The concept of the Hyperloop was first proposed by Musk, the co-founder of Tesla Motors and founder of SpaceX, in 2013. The Hyperloop is a high-speed transportation concept which would be able to move up to 700 miles per hour, and would work through a compressed air system.

The Hyperloop Pod Competition Design Weekend was created to allow students to help develop the pods for the Hyperloop, and was held at Texas A&M University in January. Team EAL and Team Whip, made up of Binghamton University students, were two of the 120 teams selected for the competition.

Though a team of students from the Massachusetts Institute of Technology won the competition, the BU teams said they plan on returning to the competition again next year. They are looking into creating an upper-level elective course to be offered at BU in advanced transportation technology, so that students can continue to work on the creation of a Hyperloop pod for years to come.

The teams were composed of mechanical, electrical, industrial and systems and computer engineers from the Watson School of Engineering and Applied Sciences.

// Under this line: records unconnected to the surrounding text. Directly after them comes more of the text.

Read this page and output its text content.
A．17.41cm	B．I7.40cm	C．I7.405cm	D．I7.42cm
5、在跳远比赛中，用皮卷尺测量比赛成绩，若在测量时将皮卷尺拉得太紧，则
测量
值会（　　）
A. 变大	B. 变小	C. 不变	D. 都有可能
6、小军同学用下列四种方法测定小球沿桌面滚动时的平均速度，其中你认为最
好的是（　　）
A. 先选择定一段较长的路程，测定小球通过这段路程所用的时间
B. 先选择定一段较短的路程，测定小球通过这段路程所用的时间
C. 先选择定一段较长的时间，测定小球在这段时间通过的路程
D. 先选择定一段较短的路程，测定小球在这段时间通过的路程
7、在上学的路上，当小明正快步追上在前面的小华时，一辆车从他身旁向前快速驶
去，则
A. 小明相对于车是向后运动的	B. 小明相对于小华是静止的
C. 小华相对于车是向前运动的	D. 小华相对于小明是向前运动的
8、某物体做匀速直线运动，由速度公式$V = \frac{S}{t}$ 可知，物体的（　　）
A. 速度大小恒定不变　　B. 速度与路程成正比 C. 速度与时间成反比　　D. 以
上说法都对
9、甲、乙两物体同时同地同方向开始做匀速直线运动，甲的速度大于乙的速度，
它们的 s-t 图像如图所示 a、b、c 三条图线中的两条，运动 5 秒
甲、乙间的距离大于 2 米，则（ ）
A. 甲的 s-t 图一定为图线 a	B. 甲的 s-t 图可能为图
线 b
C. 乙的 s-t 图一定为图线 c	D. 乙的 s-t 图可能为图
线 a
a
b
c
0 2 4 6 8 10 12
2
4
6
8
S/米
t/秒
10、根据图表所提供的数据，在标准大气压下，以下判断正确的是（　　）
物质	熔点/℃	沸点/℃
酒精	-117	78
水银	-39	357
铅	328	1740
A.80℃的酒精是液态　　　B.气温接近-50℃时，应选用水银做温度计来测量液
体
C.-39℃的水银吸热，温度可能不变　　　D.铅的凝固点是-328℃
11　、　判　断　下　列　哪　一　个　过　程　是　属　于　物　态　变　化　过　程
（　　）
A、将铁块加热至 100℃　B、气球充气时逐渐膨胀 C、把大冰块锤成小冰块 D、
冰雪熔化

The teams were originally students working on their senior design, and both submitted proposals for the Hyperloop competition. Tyler Mehlman, a member of team WHIP and a senior majoring in mechanical engineering, said that the competition came to mind when a class pushed them to get more involved.

“In the first week of senior design, our professor was talking about how we needed more mechanical engineering projects, and I thought back to that link my dad had sent me,” Mehlman said. “My co-captain Noah and I then wrote up a proposal and our project was started.”

The Design Weekend at the competition consisted of hours of developing and presenting each teams’ Pod design, and of remarks from noteworthy speakers such as astronaut Greg Chamitoff and Secretary of Transportation Anthony Foxx. According to Lauren Maietti, a member of team WHIP and a senior majoring in electrical engineering, the best part was networking with engineers, all from different, noteworthy companies.

“We got to hang out with SpaceX engineers, Tesla engineers, NASA engineers and even Steve Davis, the director of SpaceX,” Maietti said. “It was priceless networking and priceless knowledge. It was cool to see the many different perspectives each team took towards their Hyperloop designs.”

Kirill Zaychik, the adviser for both teams and a mechanical engineering professor, said that he was at first reluctant to work with the students, but was impressed with their devotion.

“The passion and drive that the students have is overwhelming; they were eager to work day-in and day-out,” Zaychik said. “Within three months they put this project together, submitted it for design review, passed and kept working until they finally went to Texas.”

According to Matthew Jones, a member of team WHIP and a senior majoring in mechanical engineering, they had to start from scratch while at the competition, since very little research has been done on the concept overall.

“It was at a point where it was so overwhelming that we kind of just broke it down as best as we could, divided it into subsystems,” Jones said. “There is no research on it, so it is a total learning experience. You just need pick where you want to go and figure it out on your own.”